I grew up with a fear of needles. My pediatrician, when I was a child, did not have the softest touch, you see. All I remembered was that she would squeeze the part of my arm to inject the needle and jam it there without warning. It wasn’t very good, to say the least. Because of that, when I became an adult, and my parents were like, “You are old enough to get an executive checkup every year now,” I said, “Uh, no, thanks.”
The reason was that I had seen my parents get those checkups in the past and knew that one consisted of a lot of examinations, and some of them would require blood extraction. Meaning there would be needles involved. Even if my parents told me that not all doctors and nurses were as harsh as my old pediatrician, I still did not want to take chances.
Another reason why I was not so keen on getting an executive checkup was that I felt healthy. I was 5’1; I weighed 71 kg. I was technically overweight, but I felt normal. I said I knew my body more than anyone and was also very young at the time (only 26).
When The Deed Had To Be Done
There were three long months when I worked nonstop due to overlapping projects. I would wake up at 8:00 a.m. and go to work by 9. While most people would go home at 5 o’clock, I would stay in the building until midnight, finishing my projects. To keep me awake, I would order fast food all the time, feeling like the greasy foods would help compensate for my exhaustion.
Sooner than later, though, my feet started aching. For instance, since I had my own office, and I would be alone there most of the time at night, I would sit in an Indian position. I used to do that for hours, but this time, my feet and ankles began to ache after two hours. I found it odd, but I thought that I merely overextended my feet. After all, I learned that it was a thing and that it was nothing that a good exercise could not fix.
During the weekend, I decided to go hiking. I loved working out outdoors instead of signing up for a gym membership; I had just not been able to do that because of my busy schedule in the last few months. However, I noticed that I had difficulty breathing after only walking for 3 kilometers. It used to be easy-peasy for me, considering I had solid lungs and did marathons not too long ago.
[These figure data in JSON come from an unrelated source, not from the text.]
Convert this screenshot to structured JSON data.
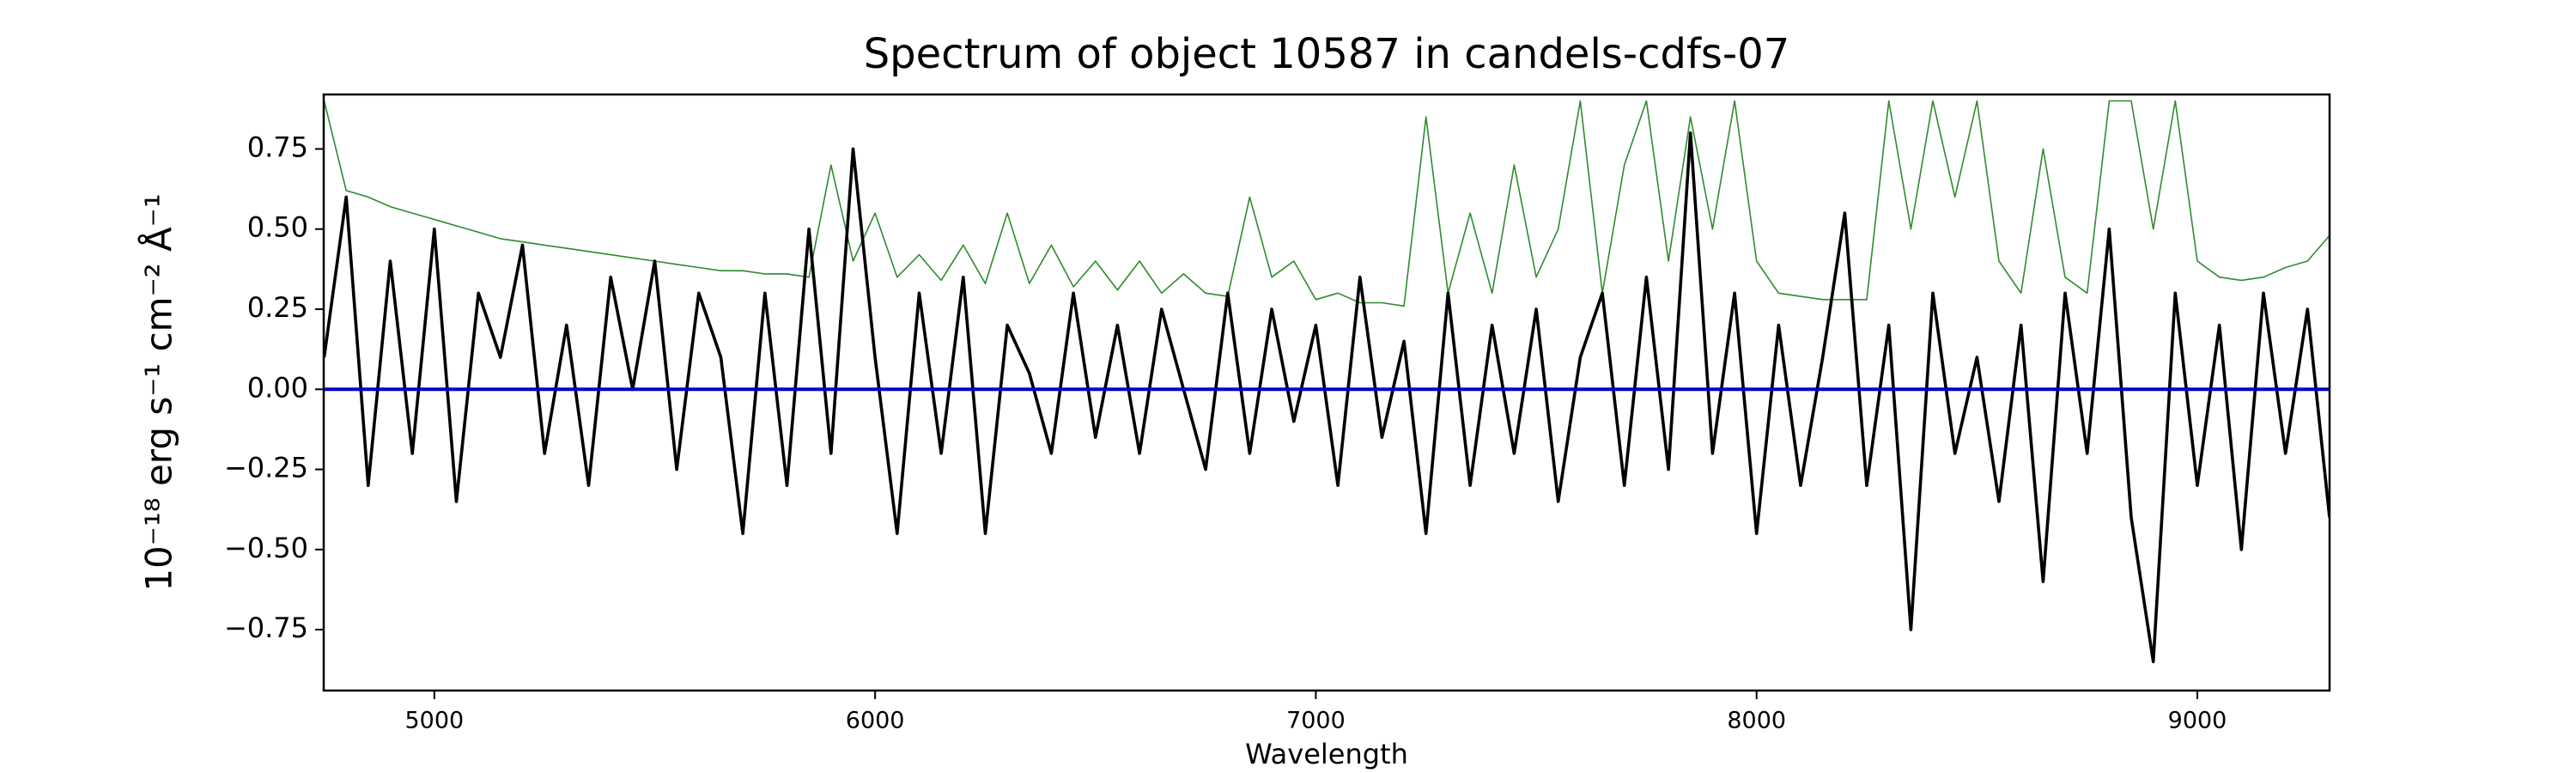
{
  "chart_data": {
    "type": "line",
    "title": "Spectrum of object 10587 in candels-cdfs-07",
    "xlabel": "Wavelength",
    "ylabel": "10⁻¹⁸ erg s⁻¹ cm⁻² Å⁻¹",
    "xlim": [
      4749,
      9300
    ],
    "ylim": [
      -0.94,
      0.92
    ],
    "xticks": [
      5000,
      6000,
      7000,
      8000,
      9000
    ],
    "yticks": [
      {
        "value": 0.75,
        "label": "0.75"
      },
      {
        "value": 0.5,
        "label": "0.50"
      },
      {
        "value": 0.25,
        "label": "0.25"
      },
      {
        "value": 0,
        "label": "0.00"
      },
      {
        "value": -0.25,
        "label": "−0.25"
      },
      {
        "value": -0.5,
        "label": "−0.50"
      },
      {
        "value": -0.75,
        "label": "−0.75"
      }
    ],
    "grid": false,
    "series": [
      {
        "color": "#2e8b2e",
        "width": 1.6,
        "x": [
          4750,
          4800,
          4850,
          4900,
          4950,
          5000,
          5050,
          5100,
          5150,
          5200,
          5250,
          5300,
          5350,
          5400,
          5450,
          5500,
          5550,
          5600,
          5650,
          5700,
          5750,
          5800,
          5850,
          5900,
          5950,
          6000,
          6050,
          6100,
          6150,
          6200,
          6250,
          6300,
          6350,
          6400,
          6450,
          6500,
          6550,
          6600,
          6650,
          6700,
          6750,
          6800,
          6850,
          6900,
          6950,
          7000,
          7050,
          7100,
          7150,
          7200,
          7250,
          7300,
          7350,
          7400,
          7450,
          7500,
          7550,
          7600,
          7650,
          7700,
          7750,
          7800,
          7850,
          7900,
          7950,
          8000,
          8050,
          8100,
          8150,
          8200,
          8250,
          8300,
          8350,
          8400,
          8450,
          8500,
          8550,
          8600,
          8650,
          8700,
          8750,
          8800,
          8850,
          8900,
          8950,
          9000,
          9050,
          9100,
          9150,
          9200,
          9250,
          9300
        ],
        "values": [
          0.9,
          0.62,
          0.6,
          0.57,
          0.55,
          0.53,
          0.51,
          0.49,
          0.47,
          0.46,
          0.45,
          0.44,
          0.43,
          0.42,
          0.41,
          0.4,
          0.39,
          0.38,
          0.37,
          0.37,
          0.36,
          0.36,
          0.35,
          0.7,
          0.4,
          0.55,
          0.35,
          0.42,
          0.34,
          0.45,
          0.33,
          0.55,
          0.33,
          0.45,
          0.32,
          0.4,
          0.31,
          0.4,
          0.3,
          0.36,
          0.3,
          0.29,
          0.6,
          0.35,
          0.4,
          0.28,
          0.3,
          0.27,
          0.27,
          0.26,
          0.85,
          0.3,
          0.55,
          0.3,
          0.7,
          0.35,
          0.5,
          0.9,
          0.3,
          0.7,
          0.9,
          0.4,
          0.85,
          0.5,
          0.9,
          0.4,
          0.3,
          0.29,
          0.28,
          0.28,
          0.28,
          0.9,
          0.5,
          0.9,
          0.6,
          0.9,
          0.4,
          0.3,
          0.75,
          0.35,
          0.3,
          0.9,
          0.9,
          0.5,
          0.9,
          0.4,
          0.35,
          0.34,
          0.35,
          0.38,
          0.4,
          0.48
        ]
      },
      {
        "color": "#000000",
        "width": 3.6,
        "x": [
          4750,
          4800,
          4850,
          4900,
          4950,
          5000,
          5050,
          5100,
          5150,
          5200,
          5250,
          5300,
          5350,
          5400,
          5450,
          5500,
          5550,
          5600,
          5650,
          5700,
          5750,
          5800,
          5850,
          5900,
          5950,
          6000,
          6050,
          6100,
          6150,
          6200,
          6250,
          6300,
          6350,
          6400,
          6450,
          6500,
          6550,
          6600,
          6650,
          6700,
          6750,
          6800,
          6850,
          6900,
          6950,
          7000,
          7050,
          7100,
          7150,
          7200,
          7250,
          7300,
          7350,
          7400,
          7450,
          7500,
          7550,
          7600,
          7650,
          7700,
          7750,
          7800,
          7850,
          7900,
          7950,
          8000,
          8050,
          8100,
          8150,
          8200,
          8250,
          8300,
          8350,
          8400,
          8450,
          8500,
          8550,
          8600,
          8650,
          8700,
          8750,
          8800,
          8850,
          8900,
          8950,
          9000,
          9050,
          9100,
          9150,
          9200,
          9250,
          9300
        ],
        "values": [
          0.1,
          0.6,
          -0.3,
          0.4,
          -0.2,
          0.5,
          -0.35,
          0.3,
          0.1,
          0.45,
          -0.2,
          0.2,
          -0.3,
          0.35,
          0.0,
          0.4,
          -0.25,
          0.3,
          0.1,
          -0.45,
          0.3,
          -0.3,
          0.5,
          -0.2,
          0.75,
          0.1,
          -0.45,
          0.3,
          -0.2,
          0.35,
          -0.45,
          0.2,
          0.05,
          -0.2,
          0.3,
          -0.15,
          0.2,
          -0.2,
          0.25,
          0.0,
          -0.25,
          0.3,
          -0.2,
          0.25,
          -0.1,
          0.2,
          -0.3,
          0.35,
          -0.15,
          0.15,
          -0.45,
          0.3,
          -0.3,
          0.2,
          -0.2,
          0.25,
          -0.35,
          0.1,
          0.3,
          -0.3,
          0.35,
          -0.25,
          0.8,
          -0.2,
          0.3,
          -0.45,
          0.2,
          -0.3,
          0.1,
          0.55,
          -0.3,
          0.2,
          -0.75,
          0.3,
          -0.2,
          0.1,
          -0.35,
          0.2,
          -0.6,
          0.3,
          -0.2,
          0.5,
          -0.4,
          -0.85,
          0.3,
          -0.3,
          0.2,
          -0.5,
          0.3,
          -0.2,
          0.25,
          -0.4
        ]
      },
      {
        "color": "#0000cc",
        "width": 4,
        "x": [
          4749,
          9300
        ],
        "values": [
          0,
          0
        ]
      }
    ]
  }
}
Then, when I went on an eight-hour car ride with my friends, I was only a passenger, so I got to extend my feet. I was not paying attention to them, but it felt like someone was gripping my ankles, making my feet a little numb. Once I looked down, I saw that they were very swollen. That’s when I got scared. That’s when I thought, “Oops, that’s not normal. I need to see a doctor after this trip.”
I called our family doctor first and told him about my symptoms. Since I was overweight and knew about my relatives’ history with diabetes, he wanted me to do a fasting blood sugar test to rule out the possibility of me having the disease. It turned out I was prediabetic, but it could be resolved quickly. It could not be the reason why I experienced achy or swollen feet or breathlessness.
The doctor then asked me to get FSH, FT3, and FT4 lab tests as they were all meant to check someone’s thyroid conditions. It sounded a little scary to me. It meant more needles, but there was no going back. I got the tests done, and when the results returned, the doctor gave me devastating news. My thyroids were flaring up.
I most likely have Hashimoto’s disease, a form of autoimmune disorder that affects the thyroid gland. The doctor said there was no cure for it except for a significant lifestyle change and constant monitoring. He must have noticed my devastation; before I left, he recommended a counselor to me. He said, “Sometimes, we need help in accepting a medical diagnosis.”
Our family doctor was spot-on – I could not accept that I had an autoimmune disorder. I knew that my aunt had that, but she got diagnosed in her early 40s. I was too young to worry about chronic illnesses like that.
Those were just some of the issues I mentioned once I contacted the counselor. She was patient enough to listen to me, although I felt like a whiny little kid while doing so. “How can I accept it?” I asked in the end.
“Well, you need to see it in another light. Do you think it’s better if you have not known about your illness? No – it may have aggravated that way. Instead of getting upset, it is healthier to be thankful for knowing your medical condition early so that you can stop doing things that can make matters worse than ever.”
I had to do counseling a few more times, but those words stuck to me. The counselor was correct in every way. I should be grateful for an early diagnosis, so that’s what I tried to do. It was not the doctor’s fault that I had Hashimoto’s disease, after all. I had to change my lifestyle habits, work less, exercise more, and eat more healthily.
I would have become depressed instead of thinking of that if I did not see a counselor immediately.